The BBWAA will again consider Jack Morris for the Hall of Fame, so we’ll hear plenty about him over the next month-plus. Morris never won a Cy young in his 18-year career, but he did win a World Series MVP in 1991, when he pitched Games 1, 4, and 7 for the Twins. He allowed just three runs in those games, winning two of them, including a 10-inning shutout in the clincher. Morris was certainly the king of Minnesota in the aftermath.
Morris, a native of St. Paul, declined his $3.65 million option for 1992, becoming a free agent and eventually signing a two-year, $10.85 million contract with the Blue Jays. It made him the highest paid pitcher in baseball for the 1992 season. Morris had a good season for the Jays, pitching 240.2 innings, but to a near-league-average 4.04 ERA. He did start two games in that World Series, getting hit hard in his second start. The Blue Jays ultimately won. They won the next year, too, but Morris didn’t pitch in the postseason. He suffered a partial ligament tear in his elbow in September after posting a 6.19 ERA through 152.2 innings.
The most recent World Series MVP to leave his team was John Wetteland. Acquired just after the player strike ended, Wetteland had two great seasons in pinstripes that culminated with four straight saves in the ’96 World Series, earning him the MVP. Wetteland reportedly wanted to return to the Yankees, but they were ready to move on with Mariano Rivera closing games. On December 17, Wetteland signed a four year, $23 million contract with the Texas Rangers.

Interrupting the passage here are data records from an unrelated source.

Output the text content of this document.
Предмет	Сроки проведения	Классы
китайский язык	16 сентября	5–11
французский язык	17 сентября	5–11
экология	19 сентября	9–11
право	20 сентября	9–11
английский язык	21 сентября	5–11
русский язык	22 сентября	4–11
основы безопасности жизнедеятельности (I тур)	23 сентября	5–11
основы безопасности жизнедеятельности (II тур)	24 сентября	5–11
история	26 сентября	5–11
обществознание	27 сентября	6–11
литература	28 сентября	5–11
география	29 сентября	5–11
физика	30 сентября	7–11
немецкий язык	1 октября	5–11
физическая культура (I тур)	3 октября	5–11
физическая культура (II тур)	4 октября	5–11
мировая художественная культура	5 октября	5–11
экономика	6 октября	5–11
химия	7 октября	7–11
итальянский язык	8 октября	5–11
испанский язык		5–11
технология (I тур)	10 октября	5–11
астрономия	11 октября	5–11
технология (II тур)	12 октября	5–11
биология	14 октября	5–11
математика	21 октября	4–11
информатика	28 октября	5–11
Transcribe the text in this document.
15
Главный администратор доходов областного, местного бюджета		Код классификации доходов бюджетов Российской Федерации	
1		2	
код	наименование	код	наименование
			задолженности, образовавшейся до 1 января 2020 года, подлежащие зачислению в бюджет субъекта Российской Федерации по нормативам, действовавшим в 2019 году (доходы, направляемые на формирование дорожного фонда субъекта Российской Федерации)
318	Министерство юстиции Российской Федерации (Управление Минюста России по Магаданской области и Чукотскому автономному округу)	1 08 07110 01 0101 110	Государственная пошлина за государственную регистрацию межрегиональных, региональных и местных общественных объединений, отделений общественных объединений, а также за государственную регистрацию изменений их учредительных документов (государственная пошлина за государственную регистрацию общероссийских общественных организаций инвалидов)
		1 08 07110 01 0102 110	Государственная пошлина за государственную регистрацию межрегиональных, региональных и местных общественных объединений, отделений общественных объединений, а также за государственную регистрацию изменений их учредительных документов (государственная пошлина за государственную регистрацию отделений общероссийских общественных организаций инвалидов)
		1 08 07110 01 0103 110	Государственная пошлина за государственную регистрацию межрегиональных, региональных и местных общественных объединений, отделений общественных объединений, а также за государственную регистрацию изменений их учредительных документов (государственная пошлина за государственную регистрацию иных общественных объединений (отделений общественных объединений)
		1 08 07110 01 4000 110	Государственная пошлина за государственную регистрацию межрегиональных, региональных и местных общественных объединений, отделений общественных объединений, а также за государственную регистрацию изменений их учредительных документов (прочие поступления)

Wetteland had two good years with the Rangers, followed by a middling one in 1999. In 2000 he continued to decline, finishing his contract with a 4.20 ERA season. He would not sign another pro contract.
Should the Yankees decide against bringing him back, Matsui will be just the fourth World Series MVP who didn’t return to his former team. The team has to be concerned that Matsui, who will be 36 next season, will fall off a cliff like Knight. Chances are, however, that Matsui has at least one more good season left in him, like Morris. Unlike Wetteland, however, the Yankees don’t have a clear option to replace Matsui at DH. His situation is a kind of amalgamation of his three predecessors’. I just hope his fate ends up different.